From 2010 to 2022, PhRMA has given the dark money group more than $34.5 million. In 2016, PhRMA gave $6.1 million to AAN as it stealthily backed an aggressive Republican effort to try to repeal the Affordable Care Act, which was ultimately unsuccessful.

“Public policymaking should be done on behalf of the public’s interest, and the forces involved in policymaking should be operating in daylight, not darkness,” Issue One CEO Nick Penniman said in the announcement. “Unfortunately, our findings suggest that neither is true when it comes to the pharmaceutical industry. That’s a shame for public health, for government spending, and for Americans who can’t afford the drugs they need.”

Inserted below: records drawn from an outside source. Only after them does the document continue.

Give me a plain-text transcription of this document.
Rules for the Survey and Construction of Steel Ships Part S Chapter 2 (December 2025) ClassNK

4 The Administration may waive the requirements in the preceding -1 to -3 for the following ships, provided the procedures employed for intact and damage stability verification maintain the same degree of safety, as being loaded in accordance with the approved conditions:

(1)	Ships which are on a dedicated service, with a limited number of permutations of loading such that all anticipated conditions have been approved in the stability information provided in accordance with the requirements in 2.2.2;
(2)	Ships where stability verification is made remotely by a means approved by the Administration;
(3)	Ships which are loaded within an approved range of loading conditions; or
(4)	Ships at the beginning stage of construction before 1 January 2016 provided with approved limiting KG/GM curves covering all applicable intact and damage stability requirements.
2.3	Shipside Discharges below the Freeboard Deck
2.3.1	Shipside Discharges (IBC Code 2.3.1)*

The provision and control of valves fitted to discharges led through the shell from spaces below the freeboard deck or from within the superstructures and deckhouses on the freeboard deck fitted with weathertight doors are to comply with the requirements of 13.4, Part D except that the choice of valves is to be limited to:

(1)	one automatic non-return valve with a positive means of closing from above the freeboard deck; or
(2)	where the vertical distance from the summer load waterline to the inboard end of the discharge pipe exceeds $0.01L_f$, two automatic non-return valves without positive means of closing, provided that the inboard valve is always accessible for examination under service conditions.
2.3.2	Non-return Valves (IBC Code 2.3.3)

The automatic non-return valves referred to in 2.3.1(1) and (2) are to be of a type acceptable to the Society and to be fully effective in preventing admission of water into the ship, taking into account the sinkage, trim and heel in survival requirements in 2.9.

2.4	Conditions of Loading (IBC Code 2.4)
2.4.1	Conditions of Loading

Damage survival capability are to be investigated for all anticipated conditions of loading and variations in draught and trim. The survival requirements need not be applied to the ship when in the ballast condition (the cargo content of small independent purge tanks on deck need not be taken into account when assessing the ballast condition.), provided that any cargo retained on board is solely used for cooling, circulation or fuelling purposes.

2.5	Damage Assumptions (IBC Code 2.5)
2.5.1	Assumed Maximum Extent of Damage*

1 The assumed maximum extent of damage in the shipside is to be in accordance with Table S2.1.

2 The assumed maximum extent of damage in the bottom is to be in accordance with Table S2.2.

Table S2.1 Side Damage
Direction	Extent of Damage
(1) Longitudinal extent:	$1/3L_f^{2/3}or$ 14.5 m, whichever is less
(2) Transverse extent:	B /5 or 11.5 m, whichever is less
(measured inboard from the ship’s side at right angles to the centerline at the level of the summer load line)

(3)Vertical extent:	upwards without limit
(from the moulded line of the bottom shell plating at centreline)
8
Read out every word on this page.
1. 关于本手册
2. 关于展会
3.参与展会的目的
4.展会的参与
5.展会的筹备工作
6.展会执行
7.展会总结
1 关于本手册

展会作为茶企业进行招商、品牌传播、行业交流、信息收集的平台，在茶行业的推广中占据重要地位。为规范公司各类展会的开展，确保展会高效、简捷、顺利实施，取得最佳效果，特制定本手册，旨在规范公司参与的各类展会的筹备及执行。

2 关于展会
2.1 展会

Dark money groups like AAN are politically active groups that are not required to reveal their donors publicly. But, certain donors—including PhRMA—are required to report their contributions as expenditures on tax filings. Issue One obtained an annual tax filing PhRMA submitted to the IRS last week.

Politico also reported that PhRMA gave $1.6 million in 2022 to the centrist dark money group Center Forward, which funneled money to Democratic lawmakers who hampered the party’s drug pricing reform efforts.